Daniel asks several questions:
Hello Bitter, I'm sure you've covered some of this before on your blog, but please refresh our memories.
On average, how many scripts do you read per week?
It varies with submission volume. There were about two or three years when I was covering at least 12 scripts a week, and often as many as 15 or 16. These days, unfortunately, it's been less. I try to get at least ten a week, but it's not unusual for me to fall a bit short of that.
Do you find time to work on your own scripts in between reading, and is it distracting/frustrating/tiresome reading other people's work all the time?
It is both frustrating and tiresome. I won't lie about that. After a full week of reading scripts, often the last thing I can make myself do is sit down and write my own script. Once I've gotten some momentum going (usually after I've gotten the first act done) it's a bit easier to keep the words coming. It's also less taxing to get motivated to do rewrites than it is to finish that first draft.

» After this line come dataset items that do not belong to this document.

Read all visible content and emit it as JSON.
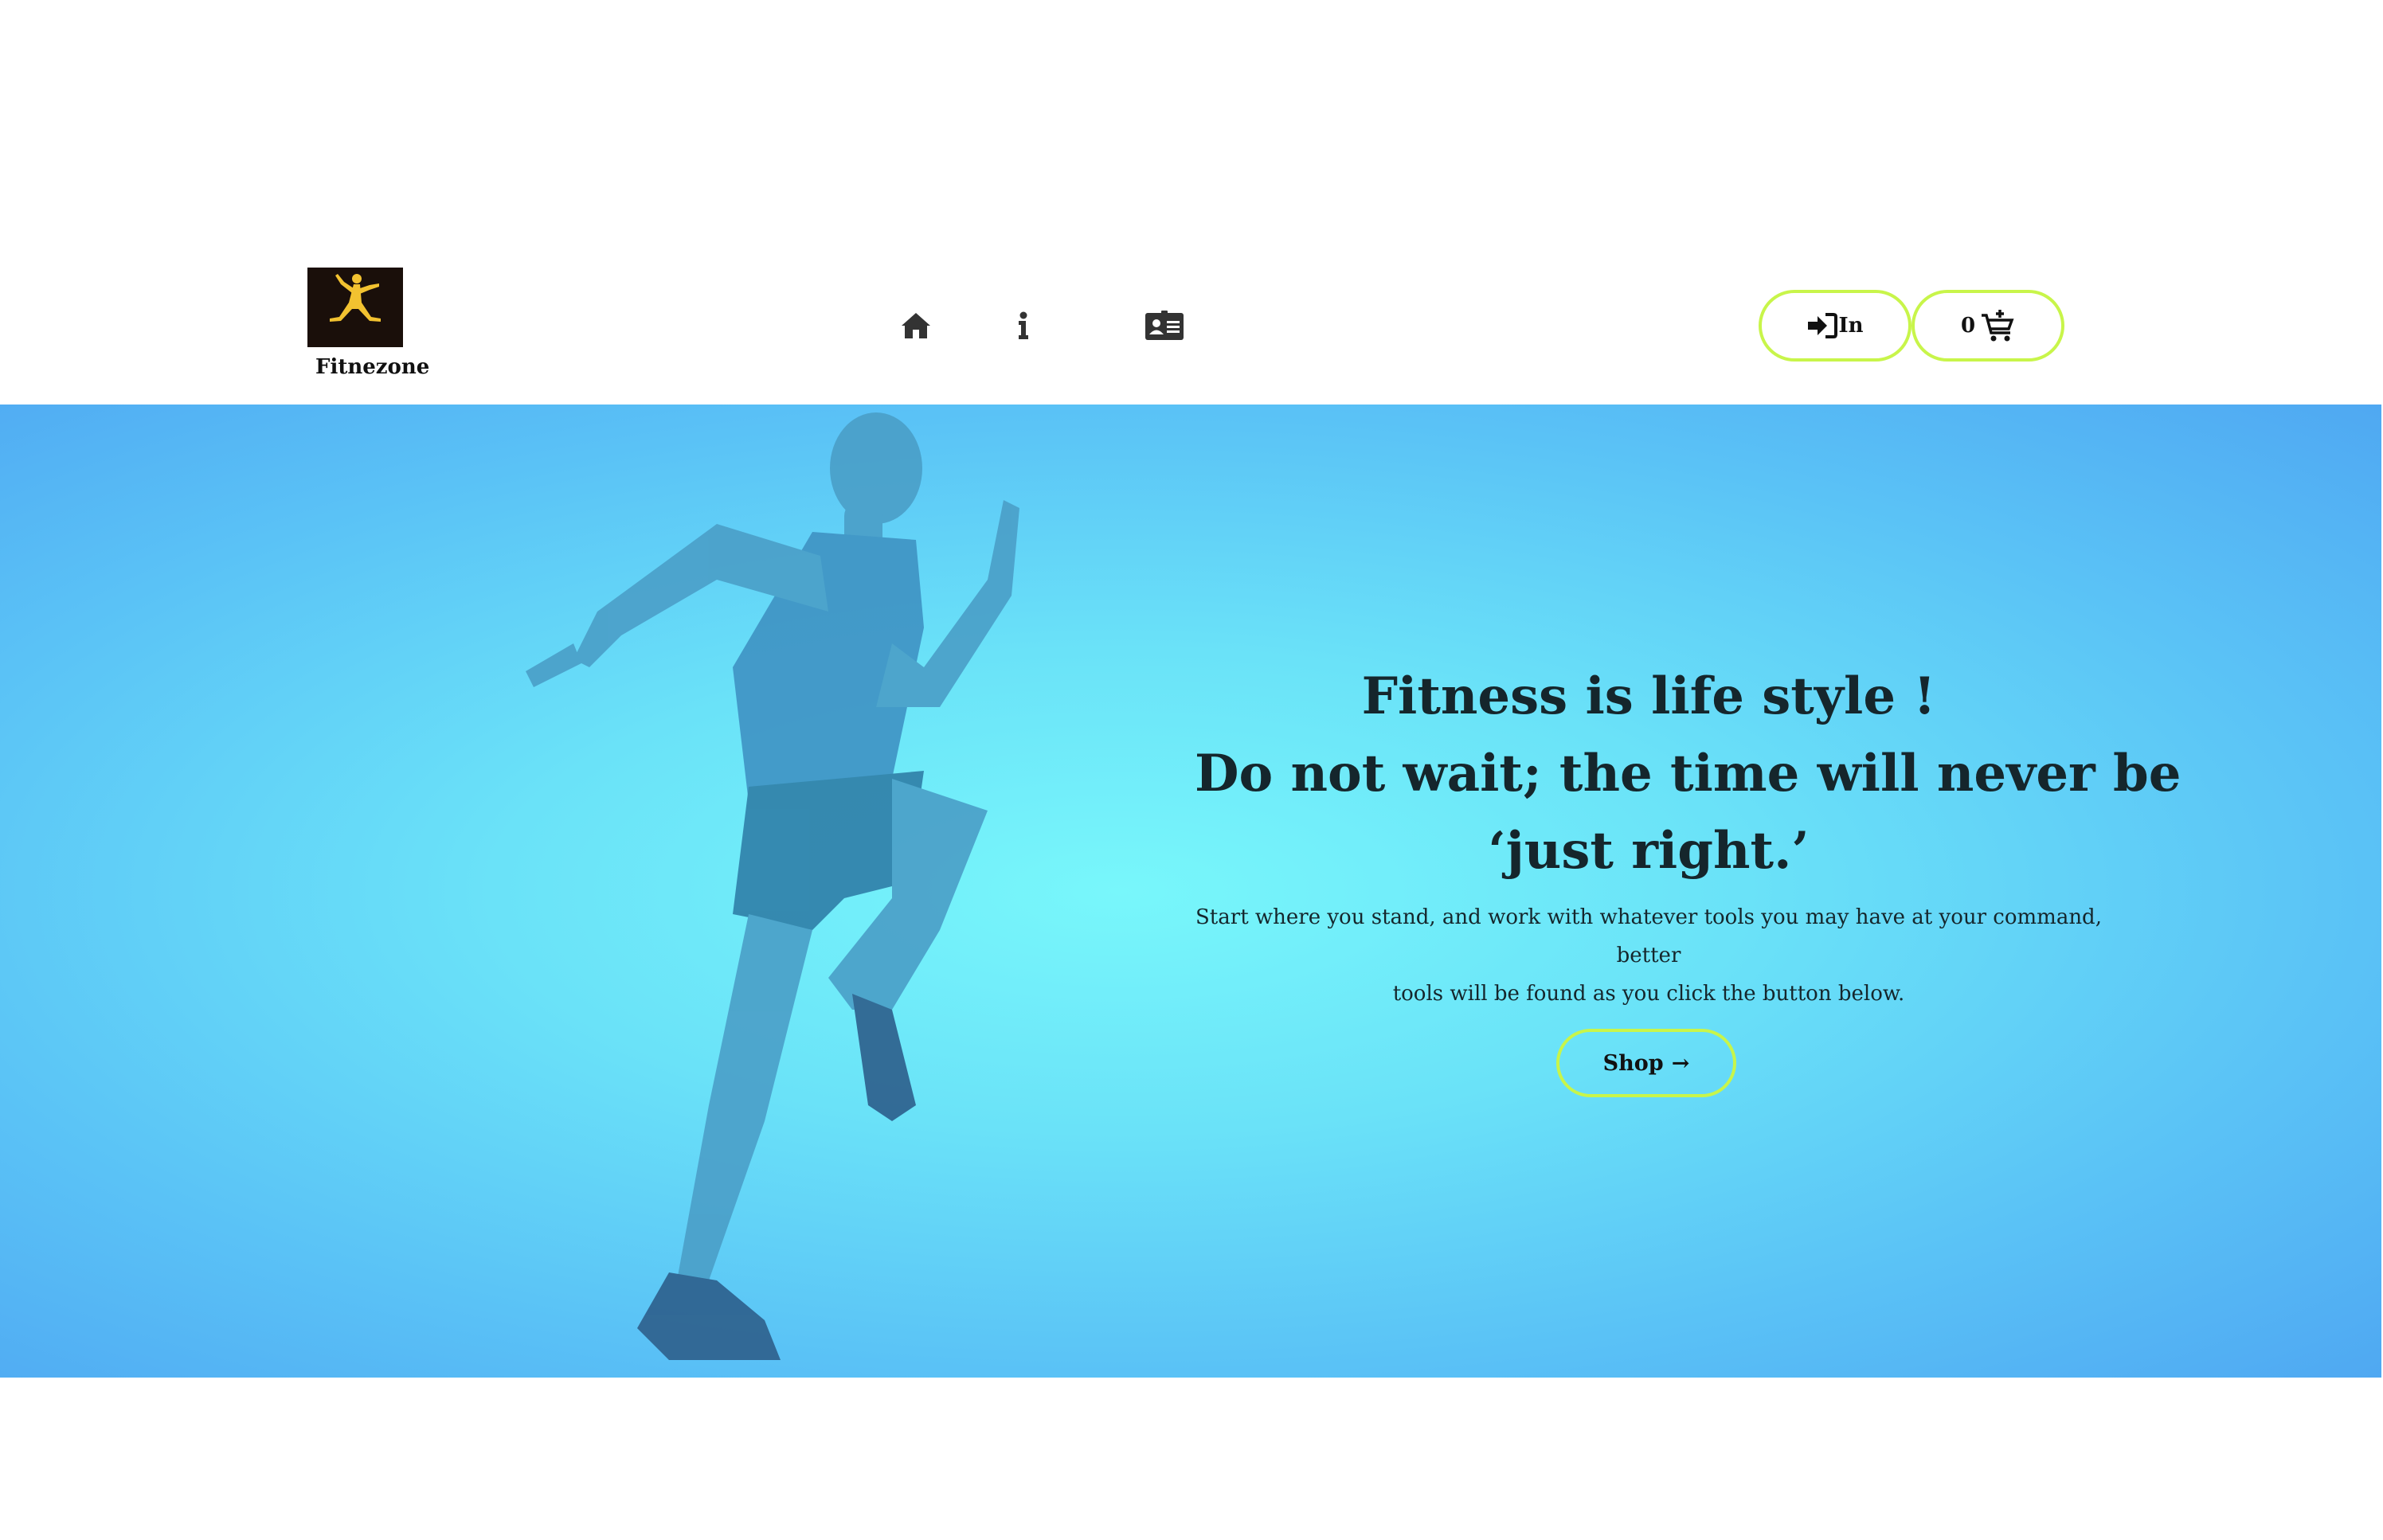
{
  "header": {
    "brand_name": "Fitnezone",
    "logo_icon": "jumpman-logo-icon",
    "nav": [
      {
        "icon": "home-icon"
      },
      {
        "icon": "info-icon"
      },
      {
        "icon": "contact-card-icon"
      }
    ],
    "login_label": "In",
    "login_icon": "sign-in-icon",
    "cart_count": "0",
    "cart_icon": "add-to-cart-icon"
  },
  "hero": {
    "headline_line1": "Fitness is life style !",
    "headline_line2": "Do not wait; the time will never be",
    "headline_line3": "‘just right.’",
    "subtext_line1": "Start where you stand, and work with whatever tools you may have at your command, better",
    "subtext_line2": "tools will be found as you click the button below.",
    "shop_label": "Shop",
    "shop_arrow": "→"
  },
  "colors": {
    "accent_border": "#c8f54a",
    "hero_center": "#78f7fb",
    "hero_edge": "#4fa8f2",
    "text_dark": "#15262c",
    "logo_bg": "#1a0f0a",
    "logo_figure": "#f2c230"
  }
}
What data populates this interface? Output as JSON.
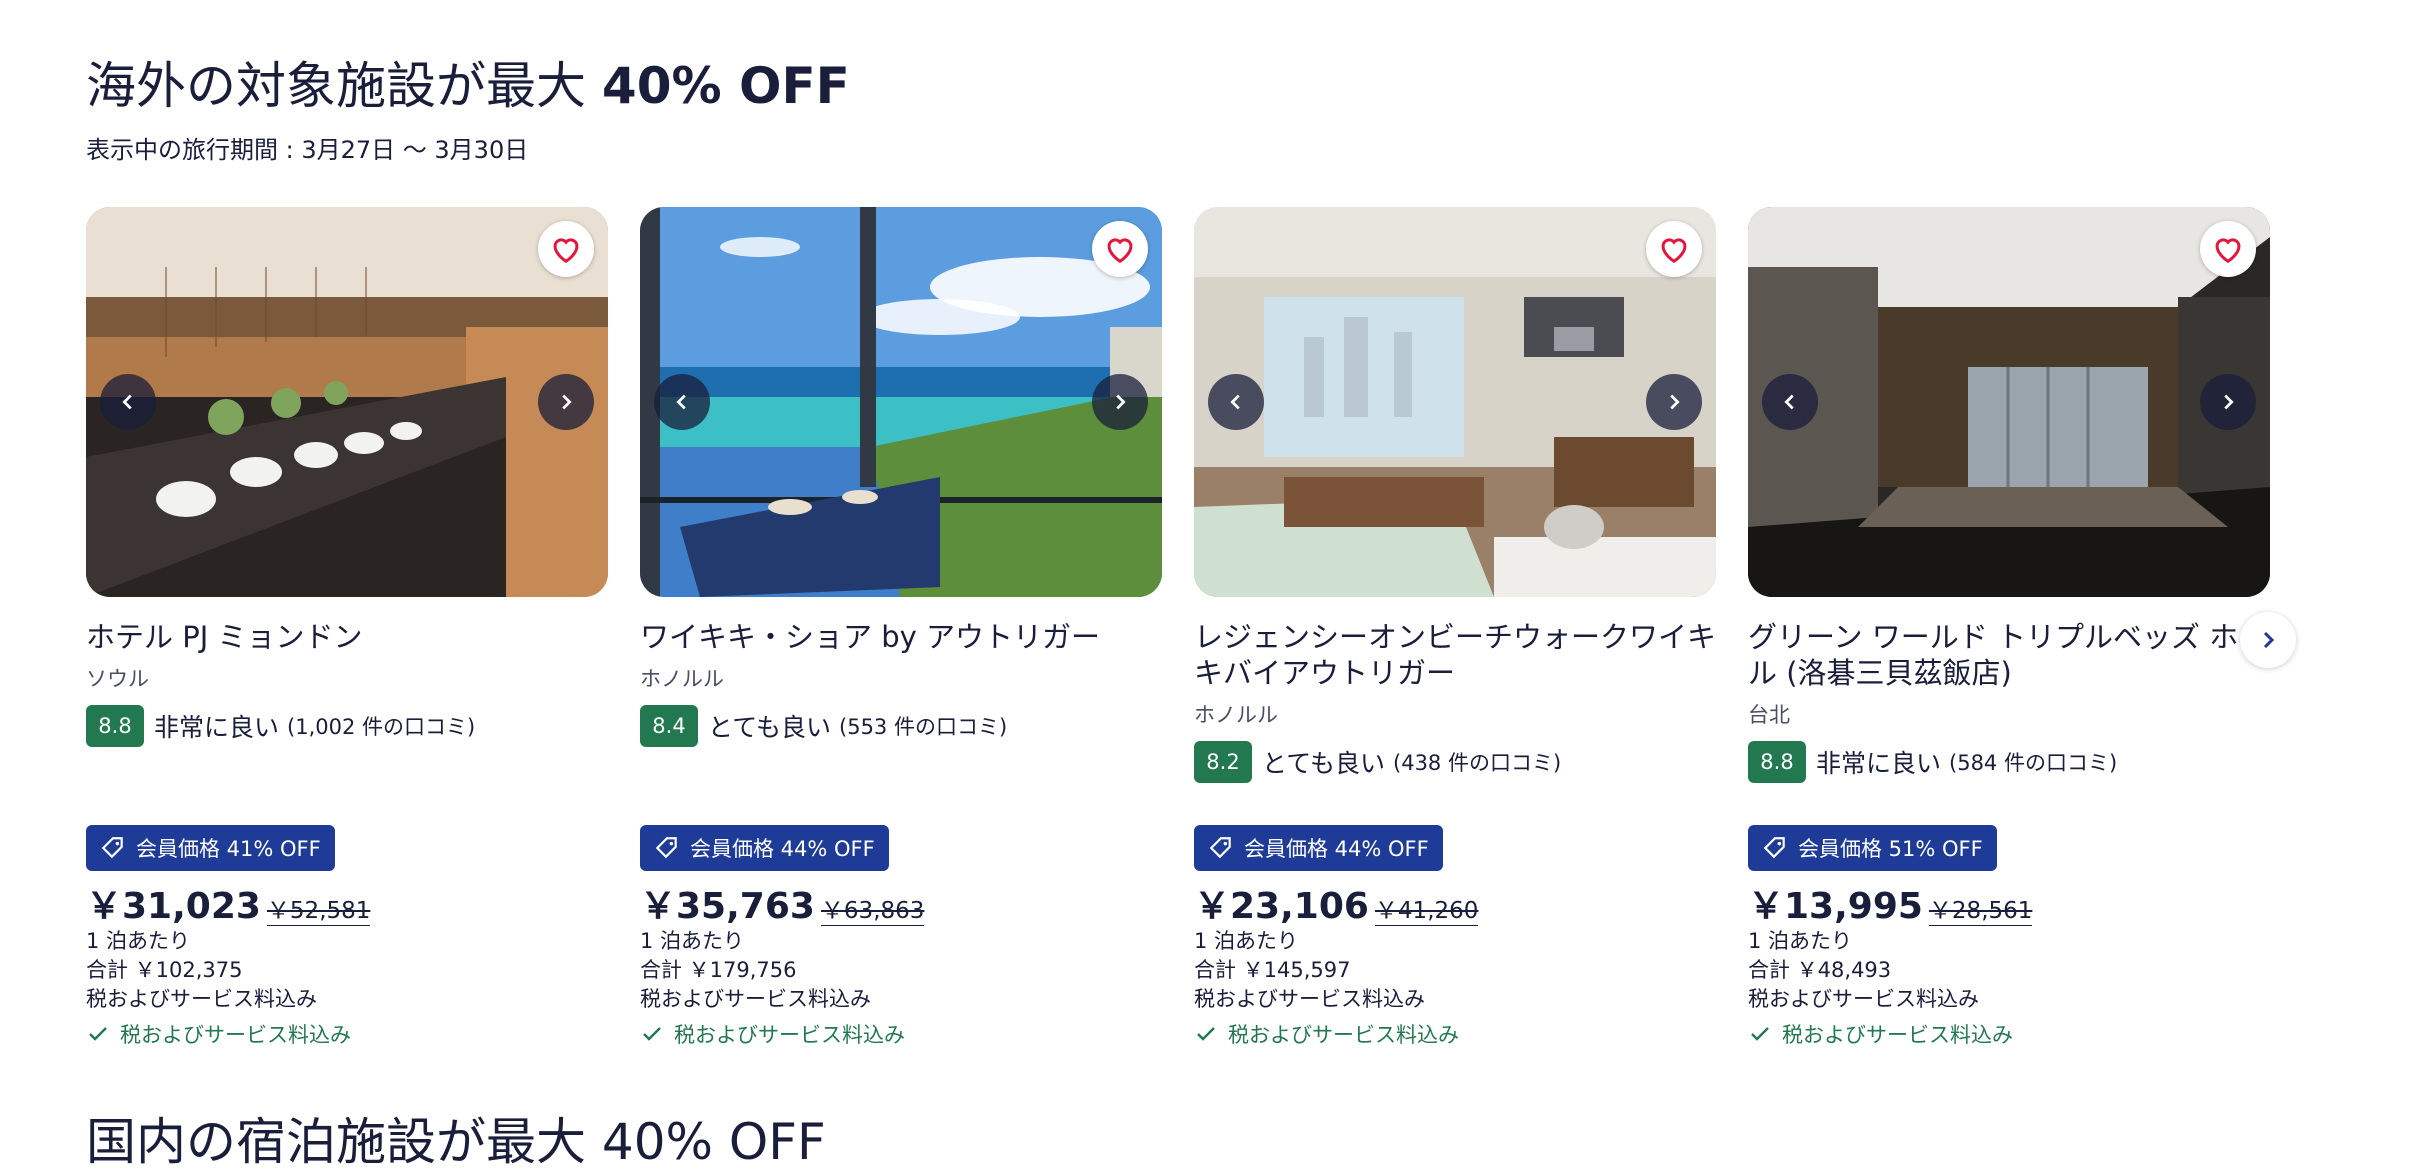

I've pretty much found that when I'm ready to move to the script stage with a project, I need to pick 3-4 days where I can just focus on getting started. That means putitng reading on hold and either reading a lot ahead of time and banking money, or putting stuff aside and catching up later.
I've also learned that the creative part of my brain is far more active at night, which is no doubt a learned process from when I'd stay up until 3 or 4am in college. Once I get a project going, I can sometimes work and write in the same day, provided I finish work around seven, take two or three hours to veg, and then dive into the writing for three or four hours.
How many scripts have you written? In what genres?
As far as specs that I'd be willing to show an agent or producer? Let's see... probably four, maybe five feature specs. Those include a comedy, a comedy/thriller, a fantasy/action film, a legal thriller/superhero film and a thriller. Looking at my list of unwritten projects, I see a lot of comedy and thriller ideas, as well as a few genre-mixers so I guess you could call that my wheelhouse.
I also have one thriller TV pilot that I need to rewrite with a writing partner, a half-hour comedy pilot I'm currently writing, and a spec script for Law & Order: SVU that I wouldn't dare show around town.
That's not all I've written though. I've got two completed screenplays that I wrote with different partners. One's a horror, one's a romantic comedy. I'm not especially happy with how either of those turned out, so they'll probably never see the light of day. I've also got a few completed short films and some unproduced scripts for a few webseries.
As I assume the case is with most writers, there's a pretty big chunk of my writing portfolio that isn't strong enough for me to ever consider showing to someone. I learned plenty from the experience of writing those scripts, but they're not worth the effort to go back and revive. I'd rather just move forward.
What made you want to be a writer?
I've always enjoyed reading and telling stories, so I think it was a given that I'd end up as a writer. In school, I always worked on the school paper, often was the editor of the paper, and frequently got praised for my writing.
I even discovered that some of my English teachers were holding onto some of my papers and giving them out to subsequent classes as examples of what their writing should look like. My younger brother was rather dismayed when his 9th grade English teacher gave his whole class a copy of my character study of The Scarlet Letter's Roger Chillingworth, as it meant he would not be able to copy my work without being caught.
But if I had to guess, I'd say that being a winner in a national writing contest when I was in fourth grade was probably the moment that my creative impulses were really stoked. My teacher that year was very big into creative writing. Unfortunately, few of my subsequent teachers were as encouraging of the practice until I got to high school.
With my interest in film, it was only natural that I'd look to screenwriting as a career
What are some of your favorite scripts? Favorite movies?
My mind goes blank when I try to think of favorite scripts. I think it's a defense mechanism because I read so much. Last week, I got an email from a producer responding to coverage I'd sent him less than two days earlier and it took me a full five minutes to recall the particulars of that screenplay. (And that was a Consider!)
As far as favorite films: Superman, Jaws, the Star Wars trilogy, the Indiana Jones trilogy, the Back to the Future trilogy, Scream, Ghostbusters, Ferris Bueller's Day Off, Terminator 2, That Thing You Do, Dumb & Dumber, The Silence of the Lambs, Jurassic Park, True Lies. Those all pretty much fit the bill of a film I can turn on at any point and just sit there and watch, no matter how many times I've seen it.
Also, assume that for every film I listed, there were at least two or three that I forgot.